Printing technological components from wood-based biopolymers might sound like science fiction, but researchers at the University of Freiburg and the Freiburg Material Research Center have now succeeded in developing a wood-based biopaste using green engineering principles – with outstanding sustainability credentials. Woodmimetics3D can be used to 3D-print even lightweight components – making this production method energy-efficient and competitively priced.
The State Lightweight Construction Agency of Baden-Württemberg is presenting this innovation as its November 2020 ThinKing. Each month, Leichtbau BW GmbH awards this title to innovative products or services in lightweight construction from Baden-Württemberg.
At a glance:
“We call the new material bio-ink because we can print with it. But we’re printing in three-dimensions, instead of on paper,” explains Lisa-Sophie Ebers, doctoral student at the University of Freiburg. “The new material, which is a polymer paste, can be processed to make lightweight components using direct ink writing,” Ebers continues.
She is writing her dissertation on the wood-based material Woodmimetics 3D1), which has outstanding potential for lightweight construction. It is being developed based on a bionic approach.
Material for cradle-to-cradle manufacturing
“We expect Woodmimetics3D to have an advantageous ecological footprint, since it uses raw materials that are renewable, and since the materials are also biodegradable at the end of their life cycle,” says Prof. Marie-Pierre Laborie, Professor of Forest Biomaterials at the University of Freiburg.
The organic substance is made exclusively of the wood-based raw materials lignin and hydroxypropyl cellulose – an additive frequently used in the pharmaceutical, cosmetics and food industry (E463) – as well as water, ethanol and acetic acid as a solvent.
Because of this, the material is not only bio-based, but also 100% biodegradable. The biodegradability was tested using fungi, with results comparable to the biodegradability of PLA (polylactides). This means that the components can be returned to the materials cycle after the end of their useful lives.
Compared to the few commercial lignin-based products available, Woodmimetics3D has a fairly high percentage, up to 50% of lignin. Since this raw material is produced as a waste product in paper manufacturing, and since currently 98% of it is burned, the biopaste creates a new way to recycle. Woodmimetics could play a key role in the bio-economy, especially in Baden-Württemberg. Thanks to its wealth of forests and its commitment to wood as a raw material, Baden-Württemberg is one of Germany's most important hubs for the wood and paper industry.
Inexpensive and energy-efficient processing
Another economic benefit is that processing the material takes very little energy. Woodmimetics3D has particularly advantageous rheological properties for direct ink writing.

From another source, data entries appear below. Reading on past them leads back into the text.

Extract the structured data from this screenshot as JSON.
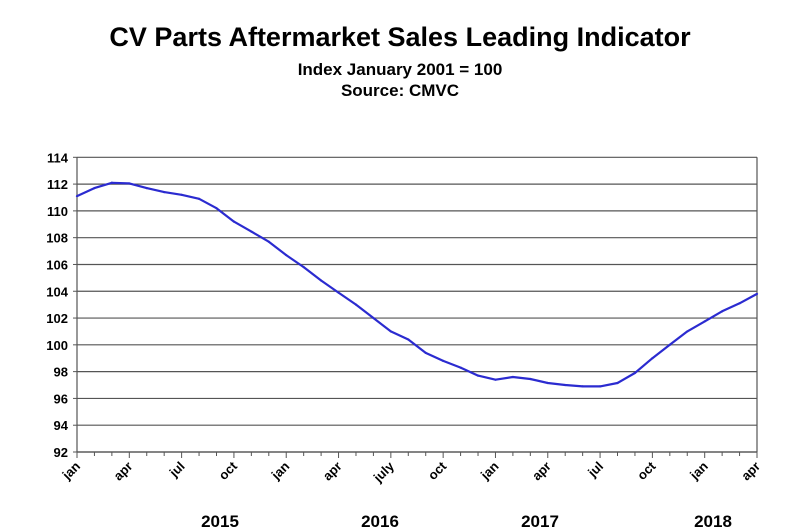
{
  "chart_data": {
    "type": "line",
    "title": "CV Parts Aftermarket Sales Leading Indicator",
    "subtitle": [
      "Index January 2001 = 100",
      "Source: CMVC"
    ],
    "xlabel": "",
    "ylabel": "",
    "ylim": [
      92,
      114
    ],
    "yticks": [
      "92",
      "94",
      "96",
      "98",
      "100",
      "102",
      "104",
      "106",
      "108",
      "110",
      "112",
      "114"
    ],
    "grid": "horizontal",
    "line_color": "#2b2bd0",
    "x_tick_labels": [
      "jan",
      "apr",
      "jul",
      "oct",
      "jan",
      "apr",
      "july",
      "oct",
      "jan",
      "apr",
      "jul",
      "oct",
      "jan",
      "apr"
    ],
    "year_labels": [
      "2015",
      "2016",
      "2017",
      "2018"
    ],
    "x": [
      "2015-01",
      "2015-02",
      "2015-03",
      "2015-04",
      "2015-05",
      "2015-06",
      "2015-07",
      "2015-08",
      "2015-09",
      "2015-10",
      "2015-11",
      "2015-12",
      "2016-01",
      "2016-02",
      "2016-03",
      "2016-04",
      "2016-05",
      "2016-06",
      "2016-07",
      "2016-08",
      "2016-09",
      "2016-10",
      "2016-11",
      "2016-12",
      "2017-01",
      "2017-02",
      "2017-03",
      "2017-04",
      "2017-05",
      "2017-06",
      "2017-07",
      "2017-08",
      "2017-09",
      "2017-10",
      "2017-11",
      "2017-12",
      "2018-01",
      "2018-02",
      "2018-03",
      "2018-04"
    ],
    "series": [
      {
        "values": [
          111.1,
          111.7,
          112.1,
          112.05,
          111.7,
          111.4,
          111.2,
          110.9,
          110.2,
          109.2,
          108.45,
          107.7,
          106.7,
          105.8,
          104.8,
          103.9,
          103.0,
          102.0,
          101.0,
          100.4,
          99.4,
          98.8,
          98.3,
          97.7,
          97.4,
          97.6,
          97.45,
          97.15,
          97.0,
          96.9,
          96.9,
          97.15,
          97.9,
          99.0,
          100.0,
          101.0,
          101.75,
          102.5,
          103.1,
          103.8
        ]
      }
    ]
  }
}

“In 3D printing, the viscosity of the material drops solely due to shear stress during the process. Because of this, we can process the material at room temperature,” says Ebers.
In addition, the adhesion of filaments within the material plays a key role for technical components made of the wood-based raw material. This adhesion is key to determining the mechanical properties of the component. The ratio between solvents and solid materials can be adjusted in Woodmimetics3D to modify this parameter.
Lightweight construction potential - à la carte
Woodmimetics3D has outstanding potential for semi-structural and structural applications in the lightweight construction field. Its biggest advantage is its low relative density of 0.7 kg/m3. That makes the material lighter than many metals or oil-based polymers. In addition, the biopaste can be used to 3D print lattice structures to further reduce component weight.
This makes it a sustainable alternative in many different lightweight construction applications, thanks to the design flexibility offered by 3D printing. It could be used, for instance, to connect components in lightweight structures, or as molded parts for use in consumer goods or in the automotive and aerospace industries. Thanks to its material properties, it could also be used for protective equipment, such as individually molded helmets.
In addition, parts made of Woodmimetics3D could replace certain oil-based molded parts in automotive and airplane interiors, in order to reduce a product’s CO2 footprint.
The desired Woodmimetics3D structure can be developed digitally based on the desired shape and function, without any investment costs for production materials. The research team is now seeking an industry partner for potential applications, in order to advance technological development together.
1) Their work is financed by the Sustainability Performance Center of Freiburg, as part of the project “Using lignin materials for bio-based plastic,” funded by the Ministry of Science, Research and Art of Baden-Württemberg.
About the Department of Forest Biomaterials at the University of Freiburg
The Forest Biomaterials at the University of Freiburg is the product of the 2013 restructuring of the former Institute for Forest Management and Forestry Sciences. It is part of the department of Environment and Natural Resources, and is housed under the Institute for Geoscience and Environmental Sciences. Prof. Marie-Pierre Laborie is a member of the Freiburg Material Research Center. The department concentrates on researching natural materials and developing new kinds of biomaterials. Its research is by nature highly interdisciplinary, ranging across a wide variety of different scientific areas, from wood research to the synthesis of biomacromolecules, polymer physics and nanotechnology to material technology.